Domani il Governo incontrerà i sindacati nell’intento di trovare “soluzioni condivise”. Sulla riforma fiscale il Governo stanzia 8 miliardi per il 2021. Ci sarà un ddl delega. Confermato l’assegno unico per i figli, a partire da luglio 2021. L’assegno viene esteso anche agli autonomi e agli incapienti. Viene inoltre prolungata la durata del congedo di paternità. Si tenterà di riformare anche le aliquote Irpef, forse con il sistema di aliquota progressiva alla tedesca senza scaglioni. Con circa 1,8 miliardi di euro aggiuntivi nel 2021, per uno stanziamento annuale complessivo di 7 miliardi, viene portato a regime il taglio del cuneo fiscale per i redditi sopra i 28mila euro. Conte assicura che “non ci saranno aumenti di tasse”.

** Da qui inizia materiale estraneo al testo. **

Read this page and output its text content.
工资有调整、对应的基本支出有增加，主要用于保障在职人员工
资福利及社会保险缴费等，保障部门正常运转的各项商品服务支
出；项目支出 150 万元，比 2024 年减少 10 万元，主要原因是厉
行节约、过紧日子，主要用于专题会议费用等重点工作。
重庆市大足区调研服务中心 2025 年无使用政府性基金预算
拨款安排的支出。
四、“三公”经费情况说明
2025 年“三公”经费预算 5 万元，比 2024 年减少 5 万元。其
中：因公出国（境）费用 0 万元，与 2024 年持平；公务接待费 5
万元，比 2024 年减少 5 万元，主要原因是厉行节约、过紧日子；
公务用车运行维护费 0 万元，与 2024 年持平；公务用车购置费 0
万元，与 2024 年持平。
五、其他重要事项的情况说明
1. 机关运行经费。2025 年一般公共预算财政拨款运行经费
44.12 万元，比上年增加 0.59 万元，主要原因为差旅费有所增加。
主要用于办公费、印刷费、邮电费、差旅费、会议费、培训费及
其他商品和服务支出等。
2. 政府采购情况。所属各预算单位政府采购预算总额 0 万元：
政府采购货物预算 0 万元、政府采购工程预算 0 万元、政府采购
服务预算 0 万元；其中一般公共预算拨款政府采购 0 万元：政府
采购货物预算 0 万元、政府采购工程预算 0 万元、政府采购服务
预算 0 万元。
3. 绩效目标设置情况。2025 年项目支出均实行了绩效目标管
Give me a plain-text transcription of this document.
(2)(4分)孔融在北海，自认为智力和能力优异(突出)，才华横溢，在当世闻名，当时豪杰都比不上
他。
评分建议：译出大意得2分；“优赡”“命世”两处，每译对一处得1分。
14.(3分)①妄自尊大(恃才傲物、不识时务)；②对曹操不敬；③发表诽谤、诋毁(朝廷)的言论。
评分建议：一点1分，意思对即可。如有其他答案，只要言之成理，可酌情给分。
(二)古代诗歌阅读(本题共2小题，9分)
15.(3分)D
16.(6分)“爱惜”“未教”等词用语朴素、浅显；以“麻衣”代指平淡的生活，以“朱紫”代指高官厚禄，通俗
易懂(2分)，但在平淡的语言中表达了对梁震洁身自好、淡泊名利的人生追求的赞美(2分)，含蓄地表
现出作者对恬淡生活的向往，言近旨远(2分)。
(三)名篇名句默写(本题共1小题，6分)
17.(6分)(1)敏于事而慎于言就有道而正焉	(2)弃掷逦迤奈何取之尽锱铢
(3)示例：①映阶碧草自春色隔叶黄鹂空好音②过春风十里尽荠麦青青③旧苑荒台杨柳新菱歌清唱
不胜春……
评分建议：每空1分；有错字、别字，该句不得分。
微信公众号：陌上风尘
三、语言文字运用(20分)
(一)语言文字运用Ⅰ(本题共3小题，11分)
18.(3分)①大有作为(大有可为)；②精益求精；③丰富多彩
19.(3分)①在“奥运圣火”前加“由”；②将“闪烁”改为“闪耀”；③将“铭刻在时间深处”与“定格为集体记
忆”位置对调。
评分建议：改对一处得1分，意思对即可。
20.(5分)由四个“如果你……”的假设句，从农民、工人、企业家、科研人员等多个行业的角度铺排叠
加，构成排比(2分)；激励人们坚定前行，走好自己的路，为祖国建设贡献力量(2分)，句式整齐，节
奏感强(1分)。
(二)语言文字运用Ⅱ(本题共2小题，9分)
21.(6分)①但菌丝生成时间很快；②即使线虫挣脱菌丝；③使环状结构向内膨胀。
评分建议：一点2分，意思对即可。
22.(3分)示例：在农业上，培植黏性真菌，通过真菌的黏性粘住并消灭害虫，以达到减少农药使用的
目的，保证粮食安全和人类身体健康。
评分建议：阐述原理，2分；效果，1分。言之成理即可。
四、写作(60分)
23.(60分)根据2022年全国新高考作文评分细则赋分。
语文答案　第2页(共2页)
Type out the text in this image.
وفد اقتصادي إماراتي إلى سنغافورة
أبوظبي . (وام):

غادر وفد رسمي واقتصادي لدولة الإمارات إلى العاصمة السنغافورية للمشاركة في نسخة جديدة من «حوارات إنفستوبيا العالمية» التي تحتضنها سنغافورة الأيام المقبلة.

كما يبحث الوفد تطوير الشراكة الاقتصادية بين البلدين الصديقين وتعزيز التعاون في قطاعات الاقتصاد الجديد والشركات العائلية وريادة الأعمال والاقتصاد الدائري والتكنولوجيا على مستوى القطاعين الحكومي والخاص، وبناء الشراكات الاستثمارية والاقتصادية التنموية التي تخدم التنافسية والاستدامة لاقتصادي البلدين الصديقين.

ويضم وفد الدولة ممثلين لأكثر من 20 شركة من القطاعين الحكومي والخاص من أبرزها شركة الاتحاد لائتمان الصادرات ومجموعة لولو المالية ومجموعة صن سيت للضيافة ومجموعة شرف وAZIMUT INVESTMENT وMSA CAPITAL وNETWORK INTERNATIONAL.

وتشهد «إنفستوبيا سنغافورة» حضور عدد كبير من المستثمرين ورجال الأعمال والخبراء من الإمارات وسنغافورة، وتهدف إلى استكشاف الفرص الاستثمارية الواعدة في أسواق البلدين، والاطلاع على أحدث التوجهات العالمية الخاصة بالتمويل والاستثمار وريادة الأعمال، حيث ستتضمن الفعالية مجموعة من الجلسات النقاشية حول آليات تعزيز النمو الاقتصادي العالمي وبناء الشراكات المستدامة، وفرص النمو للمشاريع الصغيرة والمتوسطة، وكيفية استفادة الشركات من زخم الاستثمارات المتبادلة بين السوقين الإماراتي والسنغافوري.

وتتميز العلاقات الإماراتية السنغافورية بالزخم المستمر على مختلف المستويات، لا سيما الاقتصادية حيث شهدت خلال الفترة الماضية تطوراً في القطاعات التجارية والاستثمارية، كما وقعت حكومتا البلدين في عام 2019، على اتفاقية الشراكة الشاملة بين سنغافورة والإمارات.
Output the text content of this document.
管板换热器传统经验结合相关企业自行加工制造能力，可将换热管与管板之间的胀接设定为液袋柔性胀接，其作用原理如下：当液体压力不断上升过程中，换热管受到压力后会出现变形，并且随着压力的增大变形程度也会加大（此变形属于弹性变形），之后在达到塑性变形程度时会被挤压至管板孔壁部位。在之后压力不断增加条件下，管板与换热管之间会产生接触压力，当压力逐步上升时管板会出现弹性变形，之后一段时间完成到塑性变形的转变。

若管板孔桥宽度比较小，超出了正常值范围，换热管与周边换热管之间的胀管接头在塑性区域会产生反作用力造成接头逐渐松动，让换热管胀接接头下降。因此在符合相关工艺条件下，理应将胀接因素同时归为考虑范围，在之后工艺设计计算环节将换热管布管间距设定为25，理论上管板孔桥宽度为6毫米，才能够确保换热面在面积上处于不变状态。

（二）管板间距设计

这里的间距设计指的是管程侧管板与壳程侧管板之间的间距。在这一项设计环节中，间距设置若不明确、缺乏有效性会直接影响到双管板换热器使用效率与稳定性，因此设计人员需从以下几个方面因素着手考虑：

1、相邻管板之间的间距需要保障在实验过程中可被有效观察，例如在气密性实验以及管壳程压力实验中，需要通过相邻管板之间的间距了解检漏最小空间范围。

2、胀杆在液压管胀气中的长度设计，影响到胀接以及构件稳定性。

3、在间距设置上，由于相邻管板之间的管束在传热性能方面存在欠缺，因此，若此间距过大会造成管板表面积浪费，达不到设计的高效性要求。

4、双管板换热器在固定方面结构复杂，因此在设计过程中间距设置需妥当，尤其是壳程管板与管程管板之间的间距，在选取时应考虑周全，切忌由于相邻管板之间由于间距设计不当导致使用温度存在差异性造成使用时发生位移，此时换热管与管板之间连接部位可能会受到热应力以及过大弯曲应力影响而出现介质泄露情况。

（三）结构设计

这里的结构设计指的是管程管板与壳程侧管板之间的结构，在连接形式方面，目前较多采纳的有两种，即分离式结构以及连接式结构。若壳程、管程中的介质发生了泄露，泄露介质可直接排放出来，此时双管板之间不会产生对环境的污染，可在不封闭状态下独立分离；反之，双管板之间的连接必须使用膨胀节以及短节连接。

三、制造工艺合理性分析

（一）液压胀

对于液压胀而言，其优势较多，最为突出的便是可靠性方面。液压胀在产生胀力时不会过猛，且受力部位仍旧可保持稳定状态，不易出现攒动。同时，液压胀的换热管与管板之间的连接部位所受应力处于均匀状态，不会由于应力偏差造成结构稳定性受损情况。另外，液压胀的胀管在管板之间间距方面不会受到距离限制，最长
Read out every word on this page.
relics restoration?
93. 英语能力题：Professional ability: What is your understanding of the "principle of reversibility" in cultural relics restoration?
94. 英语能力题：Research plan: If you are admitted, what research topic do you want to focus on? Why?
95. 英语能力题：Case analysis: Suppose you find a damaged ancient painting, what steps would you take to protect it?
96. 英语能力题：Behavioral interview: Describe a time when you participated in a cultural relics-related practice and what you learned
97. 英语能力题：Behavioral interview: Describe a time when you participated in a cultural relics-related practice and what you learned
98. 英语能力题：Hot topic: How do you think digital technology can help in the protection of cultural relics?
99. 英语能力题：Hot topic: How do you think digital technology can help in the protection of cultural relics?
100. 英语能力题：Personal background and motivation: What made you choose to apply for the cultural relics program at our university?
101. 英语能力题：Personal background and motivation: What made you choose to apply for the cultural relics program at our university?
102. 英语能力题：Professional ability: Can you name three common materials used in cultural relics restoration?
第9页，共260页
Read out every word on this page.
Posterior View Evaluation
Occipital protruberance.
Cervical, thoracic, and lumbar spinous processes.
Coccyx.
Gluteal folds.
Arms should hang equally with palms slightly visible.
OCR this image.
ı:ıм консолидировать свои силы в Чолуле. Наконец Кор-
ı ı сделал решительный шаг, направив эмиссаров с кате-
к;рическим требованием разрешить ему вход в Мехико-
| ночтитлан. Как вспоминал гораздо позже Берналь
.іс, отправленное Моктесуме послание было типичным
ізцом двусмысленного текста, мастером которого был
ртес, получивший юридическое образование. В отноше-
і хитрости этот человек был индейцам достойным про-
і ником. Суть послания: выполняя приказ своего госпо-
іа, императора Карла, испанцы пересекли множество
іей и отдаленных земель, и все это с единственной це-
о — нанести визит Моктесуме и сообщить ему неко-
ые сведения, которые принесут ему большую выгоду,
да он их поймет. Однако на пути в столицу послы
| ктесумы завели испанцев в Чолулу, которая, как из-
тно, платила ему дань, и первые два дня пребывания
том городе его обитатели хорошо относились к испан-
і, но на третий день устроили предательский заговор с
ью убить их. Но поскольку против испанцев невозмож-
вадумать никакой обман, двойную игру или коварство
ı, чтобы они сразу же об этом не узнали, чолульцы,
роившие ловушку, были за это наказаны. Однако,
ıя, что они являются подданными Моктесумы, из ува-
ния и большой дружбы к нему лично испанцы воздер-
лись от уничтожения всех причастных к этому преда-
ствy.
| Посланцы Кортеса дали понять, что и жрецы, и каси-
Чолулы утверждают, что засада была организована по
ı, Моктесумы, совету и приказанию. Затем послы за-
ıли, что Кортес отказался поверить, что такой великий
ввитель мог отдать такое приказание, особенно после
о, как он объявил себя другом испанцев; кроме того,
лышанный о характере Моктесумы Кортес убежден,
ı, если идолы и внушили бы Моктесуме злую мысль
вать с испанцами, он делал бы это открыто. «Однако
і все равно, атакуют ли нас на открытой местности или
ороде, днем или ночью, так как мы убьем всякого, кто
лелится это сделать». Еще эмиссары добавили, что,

Le cartelle esattoriali sono sospese fino a fine anno. Da dicembre partiranno gli incentivi (cashback al 10%) per i pagamenti con le carte elettroniche. Viene portata a regime la fiscalità di vantaggio per il Sud con uno stanziamento di 13,4 miliardi nel triennio 2021-2023 e prorogato per il 2021 il credito di imposta per gli investimenti nelle Regioni del Meridione. Sulla scuola verranno assunti a regime 25mila insegnanti di sostegno, in seguito allo stanziamento di 1,2 miliardi. Ci saranno soldi anche per l’edilizia scolastica. Vengono stanziati circa 4 miliardi di euro per la sanità.

Le diverse misure riguardano in particolare il sostegno del personale medico e infermieristico, fra queste la conferma anche per l’anno 2021 di 30mila fra medici e infermieri assunti a tempo determinato per il periodo emergenziale e il sostegno delle indennità contrattuali per queste categorie, e l’introduzione di un fondo per l’acquisto di vaccini e per altre esigenze correlate all’emergenza Covid. Viene inoltre aumentata di un miliardo di euro la dotazione del Fondo Sanitario Nazionale.